Pastels are sneaky. You pick one up thinking it is nothing more than simple chalk, and three hours later you have the floor of your kitchen table and your shirt full of a cloud of color you never thought yourself able to produce. That is the magic of this medium. learn pastel painting It moves fast, forgives only a little, and somehow pulls more instinct from you than many other artistic mediums.

A proper pastel class does not hold your hand too tightly. Week one, you are being taught what the tooth (the feel of your paper) does to each and every stroke. By week two you are layering colors that should clash but somehow cooperate. Honestly it is disorganized anarchy. You begin with humble exercises in light and dark — dull, it is, but those practice is gradually getting the groundwork laid, on which your pictures will not rest flat.
One habit you will likely pick up—good or bad—comes from blending with your fingers, though beginners are rarely told this. Most instructors will advise using a tortillon instead. Naturally you agree. Yet somehow your thumb ends up doing the job anyway. And sometimes, surprisingly, it works exactly as needed. Pastels allow a freedom of experimentation that oil painting often cannot tolerate.

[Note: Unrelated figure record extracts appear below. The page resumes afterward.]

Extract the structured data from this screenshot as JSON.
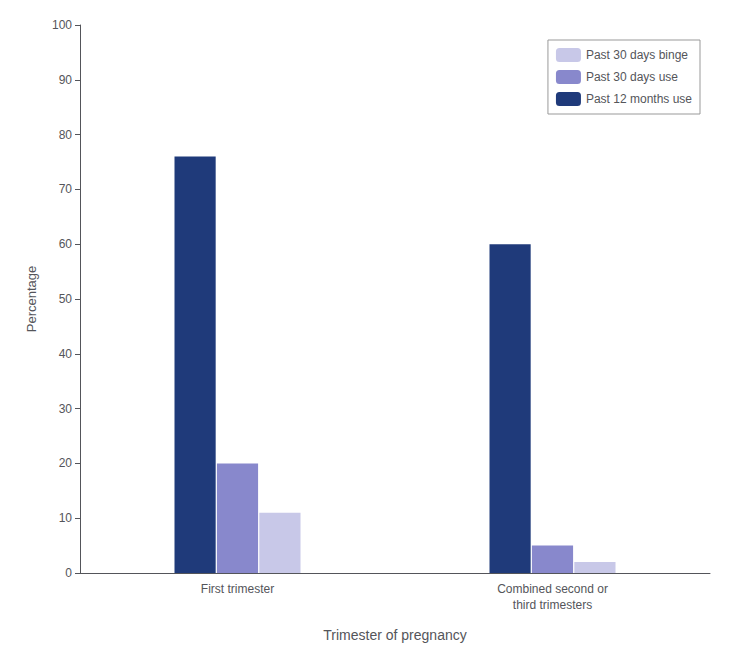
{
  "chart_data": {
    "type": "bar",
    "xlabel": "Trimester of pregnancy",
    "ylabel": "Percentage",
    "categories": [
      "First trimester",
      "Combined second or\nthird trimesters"
    ],
    "series": [
      {
        "name": "Past 12 months use",
        "color": "#1f3a7a",
        "values": [
          76,
          60
        ]
      },
      {
        "name": "Past 30 days use",
        "color": "#8888cc",
        "values": [
          20,
          5
        ]
      },
      {
        "name": "Past 30 days binge",
        "color": "#c8c8e8",
        "values": [
          11,
          2
        ]
      }
    ],
    "ylim": [
      0,
      100
    ],
    "yticks": [
      0,
      10,
      20,
      30,
      40,
      50,
      60,
      70,
      80,
      90,
      100
    ],
    "grid": false,
    "legend": "upper right"
  }
}
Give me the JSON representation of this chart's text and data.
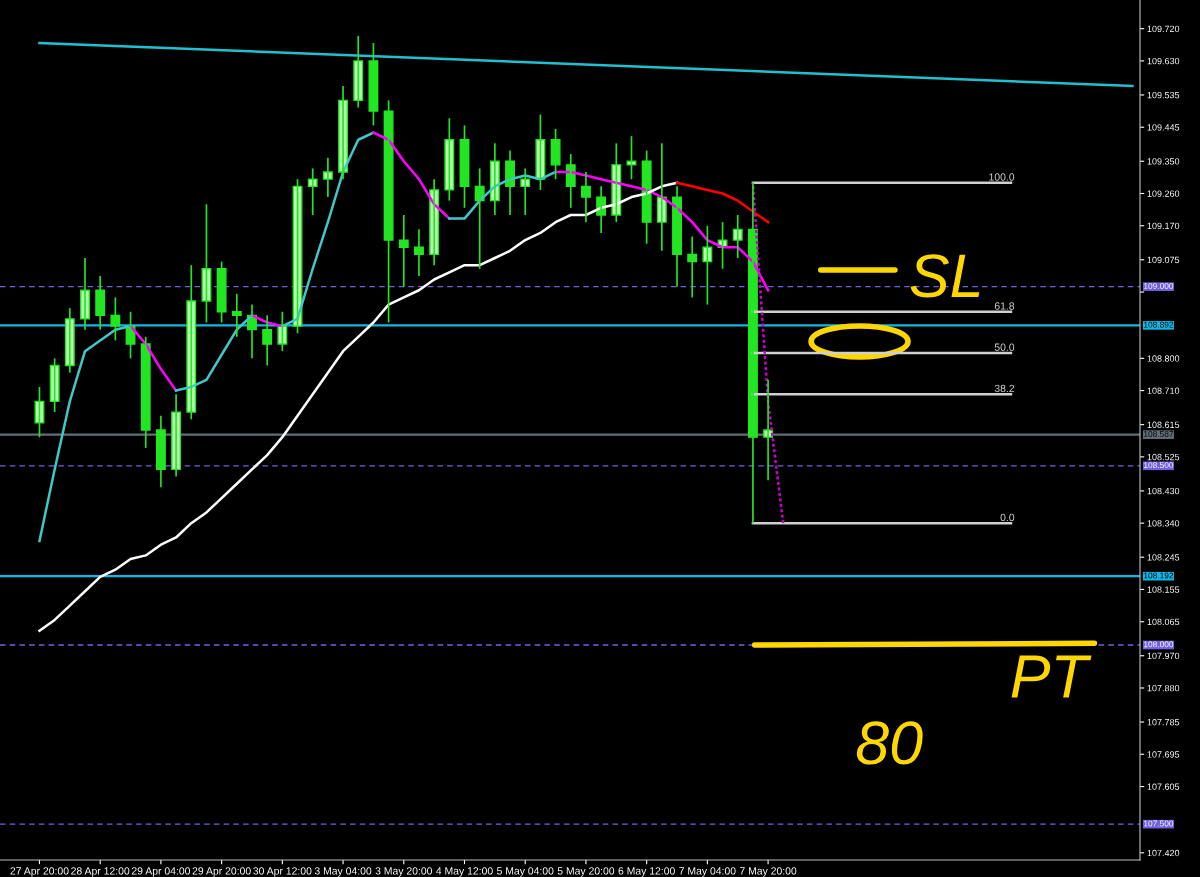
{
  "chart_data": {
    "type": "candlestick",
    "categories": [
      "27 Apr 20:00",
      null,
      null,
      null,
      "28 Apr 12:00",
      null,
      null,
      null,
      "29 Apr 04:00",
      null,
      null,
      null,
      "29 Apr 20:00",
      null,
      null,
      null,
      "30 Apr 12:00",
      null,
      null,
      null,
      "3 May 04:00",
      null,
      null,
      null,
      "3 May 20:00",
      null,
      null,
      null,
      "4 May 12:00",
      null,
      null,
      null,
      "5 May 04:00",
      null,
      null,
      null,
      "5 May 20:00",
      null,
      null,
      null,
      "6 May 12:00",
      null,
      null,
      null,
      "7 May 04:00",
      null,
      null,
      null,
      "7 May 20:00",
      null,
      null,
      null,
      null,
      null,
      null,
      null,
      null,
      null,
      null,
      null,
      null,
      null,
      null,
      null,
      null,
      null,
      null,
      null,
      null,
      null,
      null,
      null,
      null
    ],
    "series": [
      {
        "color": "#22e622",
        "ohlc": [
          [
            108.62,
            108.72,
            108.58,
            108.68
          ],
          [
            108.68,
            108.8,
            108.65,
            108.78
          ],
          [
            108.78,
            108.94,
            108.76,
            108.91
          ],
          [
            108.91,
            109.08,
            108.88,
            108.99
          ],
          [
            108.99,
            109.03,
            108.88,
            108.92
          ],
          [
            108.92,
            108.97,
            108.85,
            108.89
          ],
          [
            108.89,
            108.93,
            108.8,
            108.84
          ],
          [
            108.84,
            108.86,
            108.55,
            108.6
          ],
          [
            108.6,
            108.64,
            108.44,
            108.49
          ],
          [
            108.49,
            108.7,
            108.47,
            108.65
          ],
          [
            108.65,
            109.06,
            108.63,
            108.96
          ],
          [
            108.96,
            109.23,
            108.9,
            109.05
          ],
          [
            109.05,
            109.07,
            108.9,
            108.93
          ],
          [
            108.93,
            108.98,
            108.86,
            108.92
          ],
          [
            108.92,
            108.95,
            108.8,
            108.88
          ],
          [
            108.88,
            108.92,
            108.78,
            108.84
          ],
          [
            108.84,
            108.93,
            108.82,
            108.89
          ],
          [
            108.89,
            109.3,
            108.87,
            109.28
          ],
          [
            109.28,
            109.33,
            109.2,
            109.3
          ],
          [
            109.3,
            109.36,
            109.25,
            109.32
          ],
          [
            109.32,
            109.56,
            109.3,
            109.52
          ],
          [
            109.52,
            109.7,
            109.5,
            109.63
          ],
          [
            109.63,
            109.68,
            109.45,
            109.49
          ],
          [
            109.49,
            109.52,
            108.9,
            109.13
          ],
          [
            109.13,
            109.2,
            109.0,
            109.11
          ],
          [
            109.11,
            109.16,
            109.03,
            109.09
          ],
          [
            109.09,
            109.3,
            109.06,
            109.27
          ],
          [
            109.27,
            109.47,
            109.24,
            109.41
          ],
          [
            109.41,
            109.45,
            109.22,
            109.28
          ],
          [
            109.28,
            109.33,
            109.05,
            109.24
          ],
          [
            109.24,
            109.4,
            109.2,
            109.35
          ],
          [
            109.35,
            109.38,
            109.2,
            109.28
          ],
          [
            109.28,
            109.33,
            109.2,
            109.3
          ],
          [
            109.3,
            109.48,
            109.27,
            109.41
          ],
          [
            109.41,
            109.44,
            109.3,
            109.34
          ],
          [
            109.34,
            109.37,
            109.22,
            109.28
          ],
          [
            109.28,
            109.32,
            109.18,
            109.25
          ],
          [
            109.25,
            109.28,
            109.15,
            109.2
          ],
          [
            109.2,
            109.4,
            109.18,
            109.34
          ],
          [
            109.34,
            109.42,
            109.3,
            109.35
          ],
          [
            109.35,
            109.38,
            109.12,
            109.18
          ],
          [
            109.18,
            109.4,
            109.1,
            109.25
          ],
          [
            109.25,
            109.28,
            109.0,
            109.09
          ],
          [
            109.09,
            109.14,
            108.97,
            109.07
          ],
          [
            109.07,
            109.17,
            108.95,
            109.11
          ],
          [
            109.11,
            109.18,
            109.05,
            109.13
          ],
          [
            109.13,
            109.2,
            109.08,
            109.16
          ],
          [
            109.16,
            109.29,
            108.34,
            108.58
          ],
          [
            108.58,
            108.74,
            108.46,
            108.6
          ],
          null,
          null,
          null,
          null,
          null,
          null,
          null,
          null,
          null,
          null,
          null,
          null,
          null,
          null,
          null,
          null,
          null,
          null,
          null,
          null,
          null,
          null,
          null,
          null
        ]
      },
      {
        "type": "line",
        "color": "#40c8c8",
        "values": [
          108.29,
          108.49,
          108.68,
          108.82,
          108.85,
          108.88,
          108.89,
          null,
          null,
          null,
          null,
          null,
          null,
          null,
          null,
          null,
          null,
          null,
          null,
          null,
          null,
          null,
          null,
          null,
          null,
          null,
          null,
          null,
          null,
          null,
          null,
          null,
          null,
          null,
          null,
          null,
          null,
          null,
          null,
          null,
          null,
          null,
          null,
          null,
          null,
          null,
          null,
          null,
          null,
          null,
          null,
          null,
          null,
          null,
          null,
          null,
          null,
          null,
          null,
          null,
          null,
          null,
          null,
          null,
          null,
          null,
          null,
          null,
          null,
          null,
          null,
          null,
          null
        ]
      },
      {
        "type": "line",
        "color": "#ff00ff",
        "values": [
          null,
          null,
          null,
          null,
          null,
          null,
          108.89,
          108.84,
          108.77,
          108.71,
          null,
          null,
          null,
          null,
          null,
          null,
          null,
          null,
          null,
          null,
          null,
          null,
          null,
          null,
          null,
          null,
          null,
          null,
          null,
          null,
          null,
          null,
          null,
          null,
          null,
          null,
          null,
          null,
          null,
          null,
          null,
          null,
          null,
          null,
          null,
          null,
          null,
          null,
          null,
          null,
          null,
          null,
          null,
          null,
          null,
          null,
          null,
          null,
          null,
          null,
          null,
          null,
          null,
          null,
          null,
          null,
          null,
          null,
          null,
          null,
          null,
          null,
          null
        ]
      },
      {
        "type": "line",
        "color": "#40c8c8",
        "values": [
          null,
          null,
          null,
          null,
          null,
          null,
          null,
          null,
          null,
          108.71,
          108.72,
          108.74,
          108.81,
          108.88,
          108.92,
          null,
          null,
          null,
          null,
          null,
          null,
          null,
          null,
          null,
          null,
          null,
          null,
          null,
          null,
          null,
          null,
          null,
          null,
          null,
          null,
          null,
          null,
          null,
          null,
          null,
          null,
          null,
          null,
          null,
          null,
          null,
          null,
          null,
          null,
          null,
          null,
          null,
          null,
          null,
          null,
          null,
          null,
          null,
          null,
          null,
          null,
          null,
          null,
          null,
          null,
          null,
          null,
          null,
          null,
          null,
          null,
          null,
          null
        ]
      },
      {
        "type": "line",
        "color": "#ff00ff",
        "values": [
          null,
          null,
          null,
          null,
          null,
          null,
          null,
          null,
          null,
          null,
          null,
          null,
          null,
          null,
          108.92,
          108.9,
          108.89,
          null,
          null,
          null,
          null,
          null,
          null,
          null,
          null,
          null,
          null,
          null,
          null,
          null,
          null,
          null,
          null,
          null,
          null,
          null,
          null,
          null,
          null,
          null,
          null,
          null,
          null,
          null,
          null,
          null,
          null,
          null,
          null,
          null,
          null,
          null,
          null,
          null,
          null,
          null,
          null,
          null,
          null,
          null,
          null,
          null,
          null,
          null,
          null,
          null,
          null,
          null,
          null,
          null,
          null,
          null,
          null
        ]
      },
      {
        "type": "line",
        "color": "#40c8c8",
        "values": [
          null,
          null,
          null,
          null,
          null,
          null,
          null,
          null,
          null,
          null,
          null,
          null,
          null,
          null,
          null,
          null,
          108.89,
          108.91,
          109.05,
          109.18,
          109.32,
          109.41,
          109.43,
          null,
          null,
          null,
          null,
          null,
          null,
          null,
          null,
          null,
          null,
          null,
          null,
          null,
          null,
          null,
          null,
          null,
          null,
          null,
          null,
          null,
          null,
          null,
          null,
          null,
          null,
          null,
          null,
          null,
          null,
          null,
          null,
          null,
          null,
          null,
          null,
          null,
          null,
          null,
          null,
          null,
          null,
          null,
          null,
          null,
          null,
          null,
          null,
          null,
          null
        ]
      },
      {
        "type": "line",
        "color": "#ff00ff",
        "values": [
          null,
          null,
          null,
          null,
          null,
          null,
          null,
          null,
          null,
          null,
          null,
          null,
          null,
          null,
          null,
          null,
          null,
          null,
          null,
          null,
          null,
          null,
          109.43,
          109.41,
          109.35,
          109.3,
          109.23,
          109.19,
          null,
          null,
          null,
          null,
          null,
          null,
          null,
          null,
          null,
          null,
          null,
          null,
          null,
          null,
          null,
          null,
          null,
          null,
          null,
          null,
          null,
          null,
          null,
          null,
          null,
          null,
          null,
          null,
          null,
          null,
          null,
          null,
          null,
          null,
          null,
          null,
          null,
          null,
          null,
          null,
          null,
          null,
          null,
          null,
          null
        ]
      },
      {
        "type": "line",
        "color": "#40c8c8",
        "values": [
          null,
          null,
          null,
          null,
          null,
          null,
          null,
          null,
          null,
          null,
          null,
          null,
          null,
          null,
          null,
          null,
          null,
          null,
          null,
          null,
          null,
          null,
          null,
          null,
          null,
          null,
          null,
          109.19,
          109.19,
          109.24,
          109.28,
          109.3,
          109.31,
          109.3,
          109.32,
          null,
          null,
          null,
          null,
          null,
          null,
          null,
          null,
          null,
          null,
          null,
          null,
          null,
          null,
          null,
          null,
          null,
          null,
          null,
          null,
          null,
          null,
          null,
          null,
          null,
          null,
          null,
          null,
          null,
          null,
          null,
          null,
          null,
          null,
          null,
          null,
          null,
          null
        ]
      },
      {
        "type": "line",
        "color": "#ff00ff",
        "values": [
          null,
          null,
          null,
          null,
          null,
          null,
          null,
          null,
          null,
          null,
          null,
          null,
          null,
          null,
          null,
          null,
          null,
          null,
          null,
          null,
          null,
          null,
          null,
          null,
          null,
          null,
          null,
          null,
          null,
          null,
          null,
          null,
          null,
          null,
          109.32,
          109.32,
          109.31,
          109.3,
          109.29,
          109.28,
          109.27,
          109.25,
          109.22,
          109.18,
          109.13,
          109.11,
          109.11,
          109.07,
          108.99,
          null,
          null,
          null,
          null,
          null,
          null,
          null,
          null,
          null,
          null,
          null,
          null,
          null,
          null,
          null,
          null,
          null,
          null,
          null,
          null,
          null,
          null,
          null,
          null
        ]
      },
      {
        "type": "line",
        "color": "#ffffff",
        "values": [
          108.04,
          108.07,
          108.11,
          108.15,
          108.19,
          108.21,
          108.24,
          108.25,
          108.28,
          108.3,
          108.34,
          108.37,
          108.41,
          108.45,
          108.49,
          108.53,
          108.58,
          108.64,
          108.7,
          108.76,
          108.82,
          108.86,
          108.9,
          108.95,
          108.97,
          108.99,
          109.02,
          109.04,
          109.06,
          109.06,
          109.08,
          109.1,
          109.13,
          109.15,
          109.18,
          109.2,
          109.2,
          109.22,
          109.23,
          109.25,
          109.26,
          109.28,
          109.29,
          null,
          null,
          null,
          null,
          null,
          null,
          null,
          null,
          null,
          null,
          null,
          null,
          null,
          null,
          null,
          null,
          null,
          null,
          null,
          null,
          null,
          null,
          null,
          null,
          null,
          null,
          null,
          null,
          null,
          null
        ]
      },
      {
        "type": "line",
        "color": "#ff0000",
        "values": [
          null,
          null,
          null,
          null,
          null,
          null,
          null,
          null,
          null,
          null,
          null,
          null,
          null,
          null,
          null,
          null,
          null,
          null,
          null,
          null,
          null,
          null,
          null,
          null,
          null,
          null,
          null,
          null,
          null,
          null,
          null,
          null,
          null,
          null,
          null,
          null,
          null,
          null,
          null,
          null,
          null,
          null,
          109.29,
          109.28,
          109.27,
          109.26,
          109.24,
          109.21,
          109.18,
          null,
          null,
          null,
          null,
          null,
          null,
          null,
          null,
          null,
          null,
          null,
          null,
          null,
          null,
          null,
          null,
          null,
          null,
          null,
          null,
          null,
          null,
          null,
          null
        ]
      },
      {
        "type": "line",
        "color": "#20c0d0",
        "values": [
          109.68,
          null,
          null,
          null,
          null,
          null,
          null,
          null,
          null,
          null,
          null,
          null,
          null,
          null,
          null,
          null,
          null,
          null,
          null,
          null,
          null,
          null,
          null,
          null,
          null,
          null,
          null,
          null,
          null,
          null,
          null,
          null,
          null,
          null,
          null,
          null,
          null,
          null,
          null,
          null,
          null,
          null,
          null,
          null,
          null,
          null,
          null,
          null,
          null,
          null,
          null,
          null,
          null,
          null,
          null,
          null,
          null,
          null,
          null,
          null,
          null,
          null,
          null,
          null,
          null,
          null,
          null,
          null,
          null,
          null,
          null,
          null,
          109.56
        ]
      },
      {
        "type": "line",
        "color": "#d0d0d0",
        "values": [
          null,
          null,
          null,
          null,
          null,
          null,
          null,
          null,
          null,
          null,
          null,
          null,
          null,
          null,
          null,
          null,
          null,
          null,
          null,
          null,
          null,
          null,
          null,
          null,
          null,
          null,
          null,
          null,
          null,
          null,
          null,
          null,
          null,
          null,
          null,
          null,
          null,
          null,
          null,
          null,
          null,
          null,
          null,
          null,
          null,
          null,
          null,
          109.29,
          null,
          null,
          null,
          null,
          null,
          null,
          null,
          null,
          null,
          null,
          null,
          null,
          null,
          null,
          null,
          null,
          109.29,
          null,
          null,
          null,
          null,
          null,
          null,
          null,
          null
        ]
      },
      {
        "type": "line",
        "color": "#d0d0d0",
        "values": [
          null,
          null,
          null,
          null,
          null,
          null,
          null,
          null,
          null,
          null,
          null,
          null,
          null,
          null,
          null,
          null,
          null,
          null,
          null,
          null,
          null,
          null,
          null,
          null,
          null,
          null,
          null,
          null,
          null,
          null,
          null,
          null,
          null,
          null,
          null,
          null,
          null,
          null,
          null,
          null,
          null,
          null,
          null,
          null,
          null,
          null,
          null,
          108.93,
          null,
          null,
          null,
          null,
          null,
          null,
          null,
          null,
          null,
          null,
          null,
          null,
          null,
          null,
          null,
          null,
          108.93,
          null,
          null,
          null,
          null,
          null,
          null,
          null,
          null
        ]
      },
      {
        "type": "line",
        "color": "#d0d0d0",
        "values": [
          null,
          null,
          null,
          null,
          null,
          null,
          null,
          null,
          null,
          null,
          null,
          null,
          null,
          null,
          null,
          null,
          null,
          null,
          null,
          null,
          null,
          null,
          null,
          null,
          null,
          null,
          null,
          null,
          null,
          null,
          null,
          null,
          null,
          null,
          null,
          null,
          null,
          null,
          null,
          null,
          null,
          null,
          null,
          null,
          null,
          null,
          null,
          108.815,
          null,
          null,
          null,
          null,
          null,
          null,
          null,
          null,
          null,
          null,
          null,
          null,
          null,
          null,
          null,
          null,
          108.815,
          null,
          null,
          null,
          null,
          null,
          null,
          null,
          null
        ]
      },
      {
        "type": "line",
        "color": "#d0d0d0",
        "values": [
          null,
          null,
          null,
          null,
          null,
          null,
          null,
          null,
          null,
          null,
          null,
          null,
          null,
          null,
          null,
          null,
          null,
          null,
          null,
          null,
          null,
          null,
          null,
          null,
          null,
          null,
          null,
          null,
          null,
          null,
          null,
          null,
          null,
          null,
          null,
          null,
          null,
          null,
          null,
          null,
          null,
          null,
          null,
          null,
          null,
          null,
          null,
          108.7,
          null,
          null,
          null,
          null,
          null,
          null,
          null,
          null,
          null,
          null,
          null,
          null,
          null,
          null,
          null,
          null,
          108.7,
          null,
          null,
          null,
          null,
          null,
          null,
          null,
          null
        ]
      },
      {
        "type": "line",
        "color": "#d0d0d0",
        "values": [
          null,
          null,
          null,
          null,
          null,
          null,
          null,
          null,
          null,
          null,
          null,
          null,
          null,
          null,
          null,
          null,
          null,
          null,
          null,
          null,
          null,
          null,
          null,
          null,
          null,
          null,
          null,
          null,
          null,
          null,
          null,
          null,
          null,
          null,
          null,
          null,
          null,
          null,
          null,
          null,
          null,
          null,
          null,
          null,
          null,
          null,
          null,
          108.34,
          null,
          null,
          null,
          null,
          null,
          null,
          null,
          null,
          null,
          null,
          null,
          null,
          null,
          null,
          null,
          null,
          108.34,
          null,
          null,
          null,
          null,
          null,
          null,
          null,
          null
        ]
      },
      {
        "type": "line",
        "color": "#cc00cc",
        "line_style": "dotted",
        "values": [
          null,
          null,
          null,
          null,
          null,
          null,
          null,
          null,
          null,
          null,
          null,
          null,
          null,
          null,
          null,
          null,
          null,
          null,
          null,
          null,
          null,
          null,
          null,
          null,
          null,
          null,
          null,
          null,
          null,
          null,
          null,
          null,
          null,
          null,
          null,
          null,
          null,
          null,
          null,
          null,
          null,
          null,
          null,
          null,
          null,
          null,
          null,
          109.29,
          108.68,
          108.34,
          null,
          null,
          null,
          null,
          null,
          null,
          null,
          null,
          null,
          null,
          null,
          null,
          null,
          null,
          null,
          null,
          null,
          null,
          null,
          null,
          null,
          null,
          null
        ]
      }
    ],
    "ylim": [
      107.4,
      109.8
    ],
    "yticks": [
      {
        "value": 109.72,
        "label": "109.720"
      },
      {
        "value": 109.63,
        "label": "109.630"
      },
      {
        "value": 109.535,
        "label": "109.535"
      },
      {
        "value": 109.445,
        "label": "109.445"
      },
      {
        "value": 109.35,
        "label": "109.350"
      },
      {
        "value": 109.26,
        "label": "109.260"
      },
      {
        "value": 109.17,
        "label": "109.170"
      },
      {
        "value": 109.075,
        "label": "109.075"
      },
      {
        "value": 108.985,
        "label": null
      },
      {
        "value": 108.8,
        "label": "108.800"
      },
      {
        "value": 108.71,
        "label": "108.710"
      },
      {
        "value": 108.615,
        "label": "108.615"
      },
      {
        "value": 108.525,
        "label": "108.525"
      },
      {
        "value": 108.43,
        "label": "108.430"
      },
      {
        "value": 108.34,
        "label": "108.340"
      },
      {
        "value": 108.245,
        "label": "108.245"
      },
      {
        "value": 108.155,
        "label": "108.155"
      },
      {
        "value": 108.065,
        "label": "108.065"
      },
      {
        "value": 107.97,
        "label": "107.970"
      },
      {
        "value": 107.88,
        "label": "107.880"
      },
      {
        "value": 107.785,
        "label": "107.785"
      },
      {
        "value": 107.695,
        "label": "107.695"
      },
      {
        "value": 107.605,
        "label": "107.605"
      },
      {
        "value": 107.42,
        "label": "107.420"
      }
    ],
    "ref_lines": [
      {
        "axis": "y",
        "value": 109.0,
        "label": "109.000",
        "color": "#7060e0",
        "line_style": "dashed"
      },
      {
        "axis": "y",
        "value": 108.892,
        "label": "108.892",
        "color": "#10b8e8",
        "line_style": "solid"
      },
      {
        "axis": "y",
        "value": 108.587,
        "label": "108.587",
        "color": "#607078",
        "line_style": "solid"
      },
      {
        "axis": "y",
        "value": 108.5,
        "label": "108.500",
        "color": "#7060e0",
        "line_style": "dashed"
      },
      {
        "axis": "y",
        "value": 108.192,
        "label": "108.192",
        "color": "#10b8e8",
        "line_style": "solid"
      },
      {
        "axis": "y",
        "value": 108.0,
        "label": "108.000",
        "color": "#7060e0",
        "line_style": "dashed"
      },
      {
        "axis": "y",
        "value": 107.5,
        "label": "107.500",
        "color": "#7060e0",
        "line_style": "dashed"
      }
    ],
    "annotations": [
      {
        "text": "100.0",
        "y": 109.29
      },
      {
        "text": "61.8",
        "y": 108.93
      },
      {
        "text": "50.0",
        "y": 108.815
      },
      {
        "text": "38.2",
        "y": 108.7
      },
      {
        "text": "0.0",
        "y": 108.34
      },
      {
        "text": "SL",
        "y": 109.0
      },
      {
        "text": "PT",
        "y": 108.0
      },
      "80"
    ],
    "grid": false
  }
}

Someone once described the experience as learning manual driving: clumsy at first, nerve-racking, and then it suddenly makes sense. That description is surprisingly accurate. The learning curve can sting at first, yet the slow periods rarely last long. You can often see improvement nearly every week.
The handling of color theory is what often distinguishes an ordinary course from an exceptional one. It is more than simple warm-and-cool rules; a small touch of violet in shadow can change the balance of the whole image. Keep your instructor should he or she be in love with that stuff, the reason behind color choices. Knowledge grows curiosity.